The PRIDE (PRotection during saphenous vein graft Intervention to prevent Distal Embolization) study was a prospective trial randomizing 631 patients with SVG lesions to distal embolic protection with the TriActiv System versus a control group that used either the GuardWire or FilterWire EX. Thirty-day MACE was 11.2% for the TriActiv group and 10.1% for the control group (P=NS), proving noninferiority. However, the TriActiv System resulted in more hemorrhagic complications (10.9% vs 5.4%, P=.01), best explained by the use of larger 8-F guiding catheters, which resulted in a higher aspiration and vascular complication rate.25 A follow-up registry, ASPIRE (Angioplasty in SVGs with Post Intervention Removal of Embolic debris), using the second-generation TriActiv FX system, enrolled 113 patients with SVG lesions, and compared outcomes to the active control arm of the PRIDE trial. In-hospital (2.2%) and 30-day MACE (3.2%) were remarkably low (vs 10.1% historical control, P=.013), with no excess hemorrhagic complications using the modified device.26

The CAPTIVE (CardioShield Application Protects during Transluminal Intervention of Vein grafts by reducing Emboli) trial was a multicenter trial comparing the CardioShield embolic protection device with the GuardWire. It was first designed as a superiority trial (CardioShield compared to no distal protection; n=197), but changed into a noninferiority trial (CardioShield vs GuardWire; n=652) as market conditions changed.
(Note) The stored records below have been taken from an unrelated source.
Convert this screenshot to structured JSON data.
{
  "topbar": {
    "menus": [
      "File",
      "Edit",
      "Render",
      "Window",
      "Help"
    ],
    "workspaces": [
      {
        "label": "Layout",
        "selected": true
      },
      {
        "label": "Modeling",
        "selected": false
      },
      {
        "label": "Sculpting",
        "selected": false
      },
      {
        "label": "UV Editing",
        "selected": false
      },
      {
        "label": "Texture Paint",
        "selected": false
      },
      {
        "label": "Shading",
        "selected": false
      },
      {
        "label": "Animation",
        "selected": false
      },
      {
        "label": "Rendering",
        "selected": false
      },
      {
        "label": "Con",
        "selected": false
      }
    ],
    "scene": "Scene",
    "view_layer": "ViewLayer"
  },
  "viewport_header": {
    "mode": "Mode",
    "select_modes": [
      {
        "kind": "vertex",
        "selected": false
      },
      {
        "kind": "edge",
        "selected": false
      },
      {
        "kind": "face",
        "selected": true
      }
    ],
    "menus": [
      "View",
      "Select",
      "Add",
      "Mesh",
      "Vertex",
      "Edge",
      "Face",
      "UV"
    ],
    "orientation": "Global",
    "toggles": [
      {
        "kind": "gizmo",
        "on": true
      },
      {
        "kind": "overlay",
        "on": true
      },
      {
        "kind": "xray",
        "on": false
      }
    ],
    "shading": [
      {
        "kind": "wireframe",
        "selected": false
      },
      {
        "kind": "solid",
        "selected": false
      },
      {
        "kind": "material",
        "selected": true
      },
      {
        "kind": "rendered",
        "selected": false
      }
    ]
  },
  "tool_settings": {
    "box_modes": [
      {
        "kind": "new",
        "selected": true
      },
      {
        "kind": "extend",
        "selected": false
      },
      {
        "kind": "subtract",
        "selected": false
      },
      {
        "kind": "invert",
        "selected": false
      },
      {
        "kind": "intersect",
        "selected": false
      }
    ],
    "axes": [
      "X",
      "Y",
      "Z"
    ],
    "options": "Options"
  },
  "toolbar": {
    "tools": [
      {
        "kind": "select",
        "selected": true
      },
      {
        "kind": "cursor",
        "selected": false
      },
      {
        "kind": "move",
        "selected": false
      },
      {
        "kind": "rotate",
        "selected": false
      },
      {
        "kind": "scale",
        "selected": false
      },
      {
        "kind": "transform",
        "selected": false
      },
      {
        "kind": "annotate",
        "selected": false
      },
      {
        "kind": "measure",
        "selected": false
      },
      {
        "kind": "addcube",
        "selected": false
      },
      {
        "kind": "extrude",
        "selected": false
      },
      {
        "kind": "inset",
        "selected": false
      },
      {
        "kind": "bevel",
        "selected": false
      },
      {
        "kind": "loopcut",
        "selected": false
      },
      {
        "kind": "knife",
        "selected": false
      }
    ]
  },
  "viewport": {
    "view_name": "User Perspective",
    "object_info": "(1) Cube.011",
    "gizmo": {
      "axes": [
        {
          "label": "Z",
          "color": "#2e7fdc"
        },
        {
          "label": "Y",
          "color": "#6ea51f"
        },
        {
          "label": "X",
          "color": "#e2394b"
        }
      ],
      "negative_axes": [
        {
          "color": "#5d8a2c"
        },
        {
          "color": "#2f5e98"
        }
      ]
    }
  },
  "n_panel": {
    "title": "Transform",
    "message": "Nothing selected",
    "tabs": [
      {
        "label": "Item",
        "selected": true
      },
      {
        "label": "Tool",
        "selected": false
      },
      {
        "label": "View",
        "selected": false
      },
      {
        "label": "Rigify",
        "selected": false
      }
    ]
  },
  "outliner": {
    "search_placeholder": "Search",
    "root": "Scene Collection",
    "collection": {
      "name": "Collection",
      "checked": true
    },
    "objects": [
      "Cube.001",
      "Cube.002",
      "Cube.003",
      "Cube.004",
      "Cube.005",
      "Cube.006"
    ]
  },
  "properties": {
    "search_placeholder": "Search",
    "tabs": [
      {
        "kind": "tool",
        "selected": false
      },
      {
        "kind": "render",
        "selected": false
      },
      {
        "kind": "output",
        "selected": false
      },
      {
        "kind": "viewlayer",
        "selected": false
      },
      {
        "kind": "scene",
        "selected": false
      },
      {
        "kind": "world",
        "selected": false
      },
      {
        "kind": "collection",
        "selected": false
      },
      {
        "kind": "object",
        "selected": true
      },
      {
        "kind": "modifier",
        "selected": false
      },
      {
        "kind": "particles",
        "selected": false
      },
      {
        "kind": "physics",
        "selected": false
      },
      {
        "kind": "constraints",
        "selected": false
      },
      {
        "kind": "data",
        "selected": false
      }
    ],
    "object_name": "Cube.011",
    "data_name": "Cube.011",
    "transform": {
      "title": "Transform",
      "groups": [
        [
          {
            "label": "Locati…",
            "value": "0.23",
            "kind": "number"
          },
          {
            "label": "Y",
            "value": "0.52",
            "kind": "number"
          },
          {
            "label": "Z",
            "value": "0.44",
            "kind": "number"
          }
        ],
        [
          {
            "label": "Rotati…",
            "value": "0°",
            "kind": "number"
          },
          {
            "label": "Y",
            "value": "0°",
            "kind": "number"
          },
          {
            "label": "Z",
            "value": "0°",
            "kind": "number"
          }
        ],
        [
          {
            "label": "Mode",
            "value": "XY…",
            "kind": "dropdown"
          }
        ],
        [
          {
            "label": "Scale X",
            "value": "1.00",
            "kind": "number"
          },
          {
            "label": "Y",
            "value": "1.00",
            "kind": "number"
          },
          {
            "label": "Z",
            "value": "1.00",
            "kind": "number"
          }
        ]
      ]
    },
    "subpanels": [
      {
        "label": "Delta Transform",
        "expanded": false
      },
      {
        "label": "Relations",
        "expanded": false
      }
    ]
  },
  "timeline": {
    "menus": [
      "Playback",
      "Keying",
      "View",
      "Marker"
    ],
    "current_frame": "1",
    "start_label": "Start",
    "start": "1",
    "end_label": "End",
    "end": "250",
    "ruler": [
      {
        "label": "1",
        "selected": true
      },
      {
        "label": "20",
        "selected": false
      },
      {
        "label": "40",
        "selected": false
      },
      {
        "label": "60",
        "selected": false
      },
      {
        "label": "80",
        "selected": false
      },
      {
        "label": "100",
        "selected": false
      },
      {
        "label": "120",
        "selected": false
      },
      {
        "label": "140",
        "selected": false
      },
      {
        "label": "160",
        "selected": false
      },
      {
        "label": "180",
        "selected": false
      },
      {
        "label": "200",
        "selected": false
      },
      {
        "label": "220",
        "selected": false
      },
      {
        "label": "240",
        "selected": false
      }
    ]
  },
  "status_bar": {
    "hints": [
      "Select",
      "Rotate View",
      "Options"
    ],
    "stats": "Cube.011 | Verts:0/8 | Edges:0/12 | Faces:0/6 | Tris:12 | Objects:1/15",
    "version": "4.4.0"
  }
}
The CardioShield was not found to be noninferior by a very narrow margin.27

The Trap Vascular Filtration System (VFS) (Microvena, White Bear Lake, MN) was evaluated in a prospective randomized trial designed to enroll 752 patients. Patients with SVG lesions were randomized to undergo stenting with or without the Trap device. Unfortunately, this study was terminated early by the sponsor because of poor recruitment once the GuardWire was approved by the FDA for clinical use. Although use of the Trap VFS was shown to be safe, the study lacked sufficient power to detect a significant benefit with this device.28

Other distal EPDs include the low-profile Rubicon filter that was studied in a feasibility trial in Europe (RULE, RUbicon fiLtEr in saphenous vein grafts and native coronaries). The device was used in 42 patients (45% SVGs) with 4.5% 30-day MACE. A larger, randomized US pivotal trial, RULE SVG, is currently evaluating the Rubicon filter against the FilterWire in SVGs treated with a Taxus Liberte stent (Boston Scientific Corporation, Natick, MA).29 The Interceptor wire is another distal EPD that was studied in 26 patients undergoing SVG intervention with low (7.7%) MACE.30 Larger randomized trials are pending.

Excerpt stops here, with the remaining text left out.